Gli ultimi sei mesi hanno registrato alta tensione nel Mar Egeo tra Grecia e Turchia. In questo approfondimento gli elementi di un contenzioso che è sempre sul punto di sfociare in scontri armati

04/03/2021 -  Antoine Laurent

Nel 1832, i greci, sostenuti da Russia, Regno Unito e Francia, ottengono l’indipendenza, ponendo così fine a quasi quattro secoli di dominio ottomano. Nel 1923, la vittoria dei partigiani di Mustafa Kemal contro la Grecia e le truppe del sultano Mehmed VI, portano l’Impero ottomano al collasso, portando alla nascita della Repubblica turca, uno stato laico e risolutamente rivolto verso occidente. La storia di Grecia e Turchia è quindi intimamente legata e le controversie che li caratterizzano debbono essere analizzate nel lungo periodo.
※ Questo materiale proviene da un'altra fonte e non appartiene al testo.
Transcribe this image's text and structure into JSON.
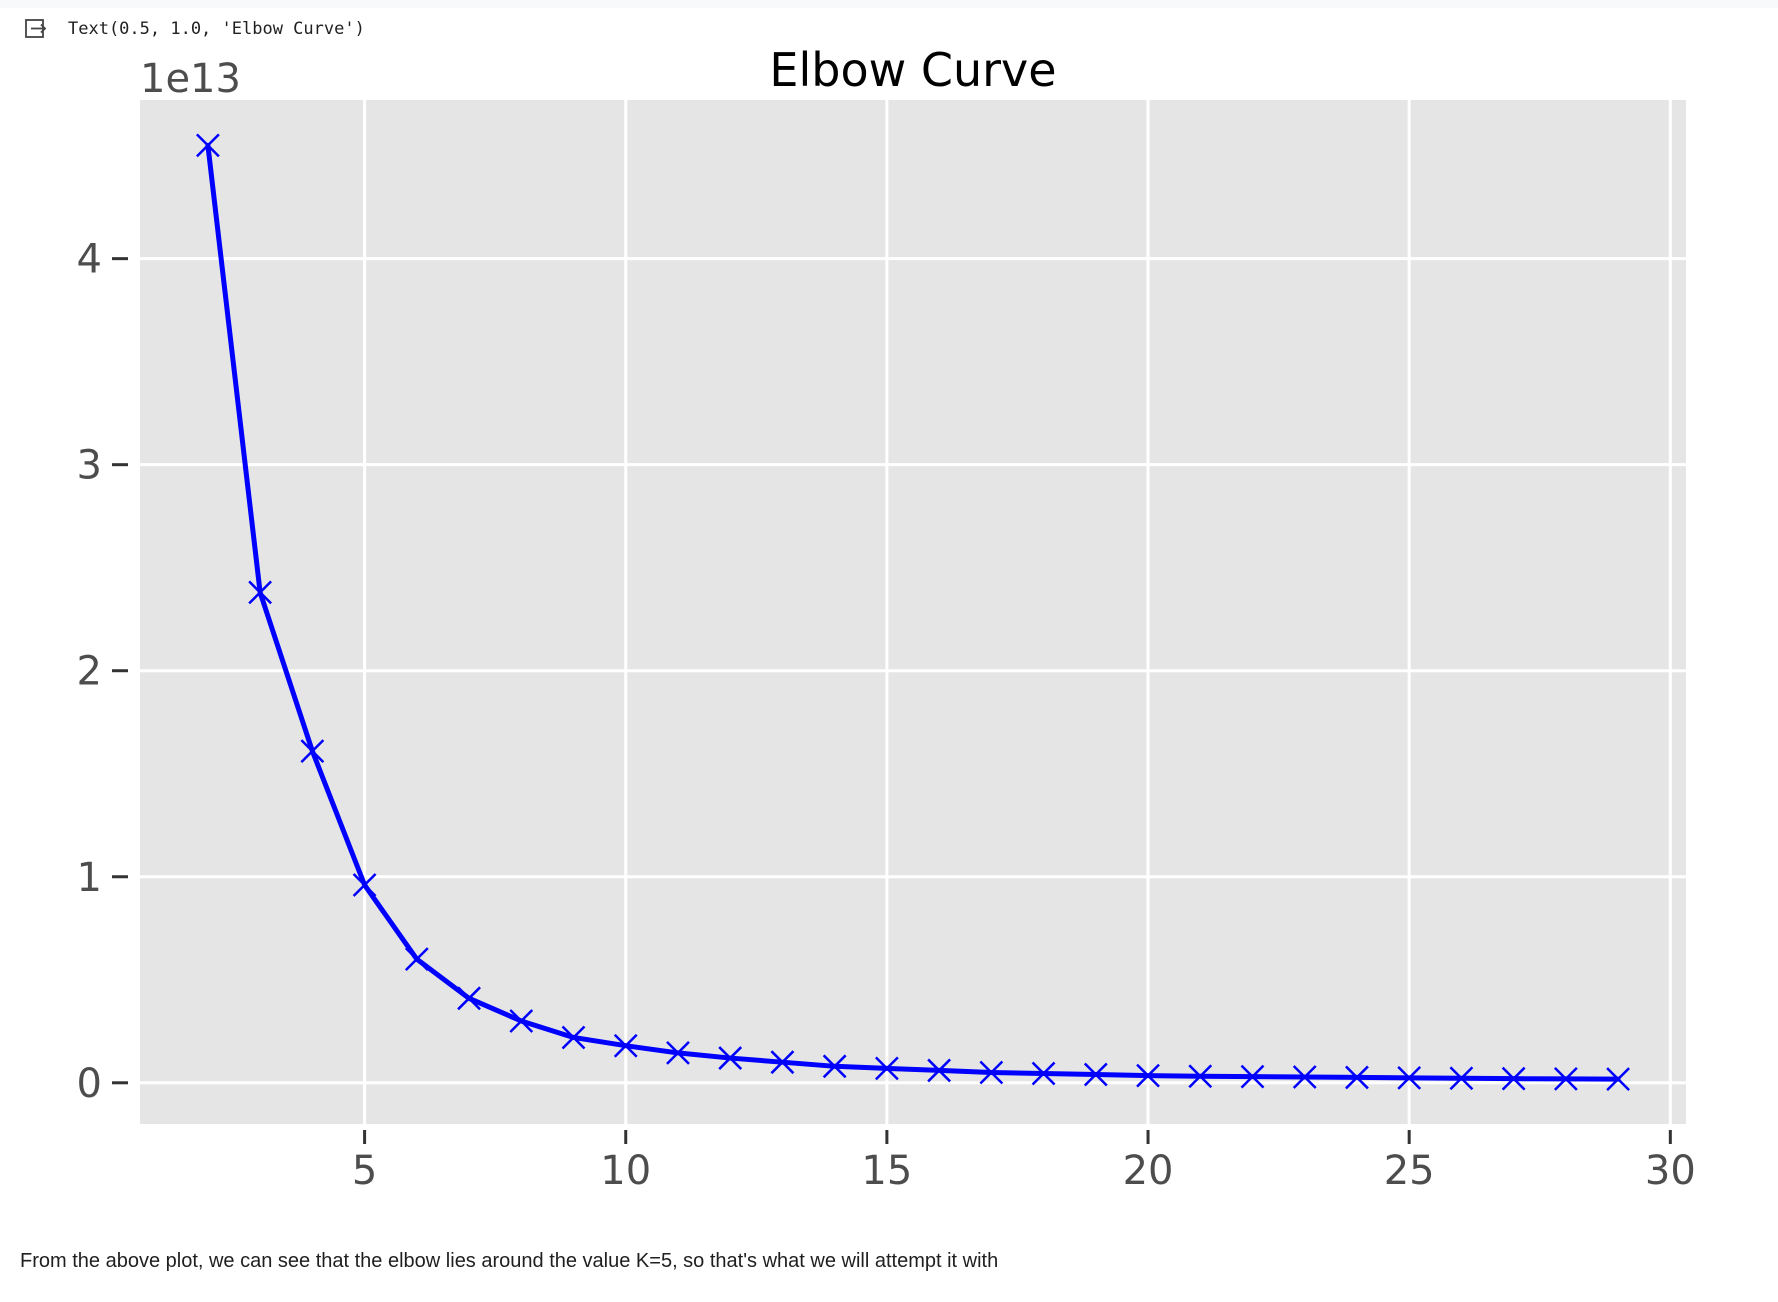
{
  "output_cell": {
    "icon": "output-arrow-icon",
    "text": "Text(0.5, 1.0, 'Elbow Curve')"
  },
  "chart_data": {
    "type": "line",
    "title": "Elbow Curve",
    "xlabel": "",
    "ylabel": "",
    "y_offset_text": "1e13",
    "x": [
      2,
      3,
      4,
      5,
      6,
      7,
      8,
      9,
      10,
      11,
      12,
      13,
      14,
      15,
      16,
      17,
      18,
      19,
      20,
      21,
      22,
      23,
      24,
      25,
      26,
      27,
      28,
      29
    ],
    "series": [
      {
        "values": [
          4.55,
          2.38,
          1.61,
          0.96,
          0.6,
          0.41,
          0.3,
          0.22,
          0.18,
          0.145,
          0.12,
          0.1,
          0.08,
          0.07,
          0.06,
          0.05,
          0.045,
          0.04,
          0.035,
          0.032,
          0.03,
          0.028,
          0.026,
          0.024,
          0.022,
          0.02,
          0.019,
          0.018
        ],
        "color": "#0000ff",
        "marker": "x"
      }
    ],
    "xticks": [
      5,
      10,
      15,
      20,
      25,
      30
    ],
    "yticks": [
      0,
      1,
      2,
      3,
      4
    ],
    "xlim": [
      0.7,
      30.3
    ],
    "ylim": [
      -0.2,
      4.77
    ],
    "grid": true,
    "background": "#e5e5e5",
    "grid_color": "#ffffff"
  },
  "markdown": {
    "text": "From the above plot, we can see that the elbow lies around the value K=5, so that's what we will attempt it with"
  }
}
Le crisi che hanno ritmato le relazioni tra Grecia e Turchia hanno a volte rischiato di portare i due paesi al confronto militare aperto – questione di Cipro nel 1964 e nel 1974, o degli isolotti di Imia/Kardak nel 1996 ad esempio. Tale situazione ha un che di sorprendente: entrambi gli stati appartengono infatti alla Nato dal 1952 e mantengono rapporti di varia natura con il progetto europeo: la Grecia ha aderito alla Comunità economica europea nel 1986, mentre la Turchia ha raggiunto con l’Unione europea un accordo di unione doganale entrato in vigore nel 1996. Nonostante i pochi progressi compiuti in questo campo, la Turchia è comunque stata confermata come candidato ufficiale all’adesione al progetto europeo nel 1999.
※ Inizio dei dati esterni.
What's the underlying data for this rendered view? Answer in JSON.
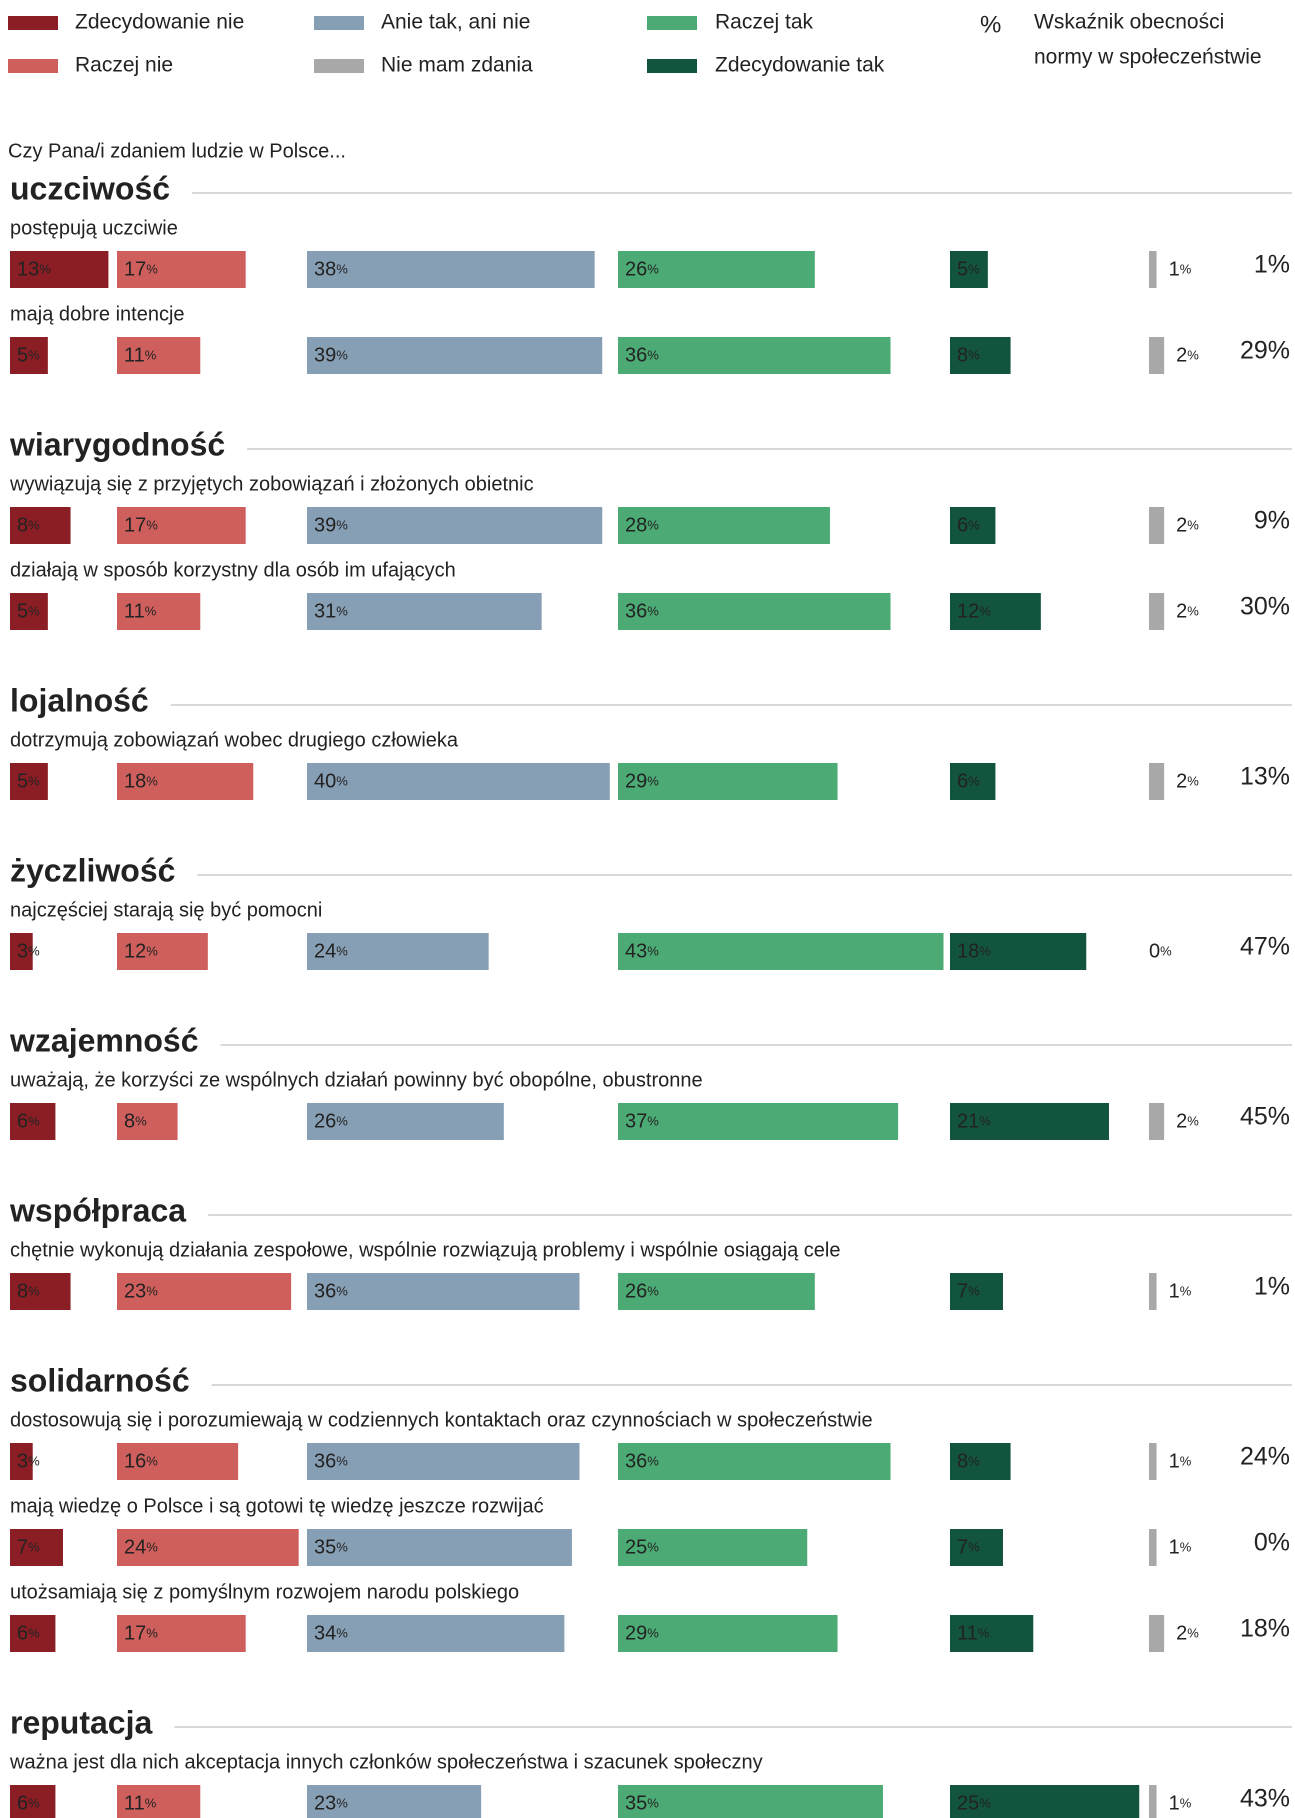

I due paesi hanno inoltre dimostrato anche la loro capacità di dialogo e cooperazione. Gli anni ’90 del secolo scorso sono per esempio stati segnati dal miglioramento della situazione della minoranza musulmana in Grecia (in Tracia occidentale in particolare), dalla diminuzione delle pressioni esercitate dal governo turco sul Patriarcato greco di Costantinopoli (Istanbul), o per il forte sostegno della Grecia alla Turchia dopo il terremoto del 1999. Inoltre dal 2002 al 2016 i due paesi hanno avviato un lungo dialogo volto a risolvere le dispute territoriali che li contrappongono da parecchi decenni.

Eppure, da parecchi mesi, tutto sembra indicare che sia tornato un clima di estrema tensione . All’origine vi è una controversia di lunga data: la delimitazione delle loro acque territoriali e delle loro zone economiche esclusive; un problema risvegliato nel 2009 dalla scoperta di ingenti giacimenti di idrocarburi nel Mediterraneo orientale.

Gli avvenimenti degli ultimi mesi 

Il 10 agosto 2020, l’Oruç Reis, una nave turca di ricerca sismica, è stata inviata - sotto scorta militare - a sud dell’isola greca di Kastellorizo per svolgere attività di ricerca di idrocarburi. Quel settore del Mediterraneo orientale è però rivendicato dalla Grecia. Il governo greco del primo ministro Kyriakos Mitsotakis, forte  del sostegno diplomatico di Cipro, della Francia e dell’Italia, ha subito inviato sul posto navi da guerra e aerei da combattimento per monitorare le attività turche. Il tutto ha scatenato retorica infuocata su entrambe le sponde dell’Egeo.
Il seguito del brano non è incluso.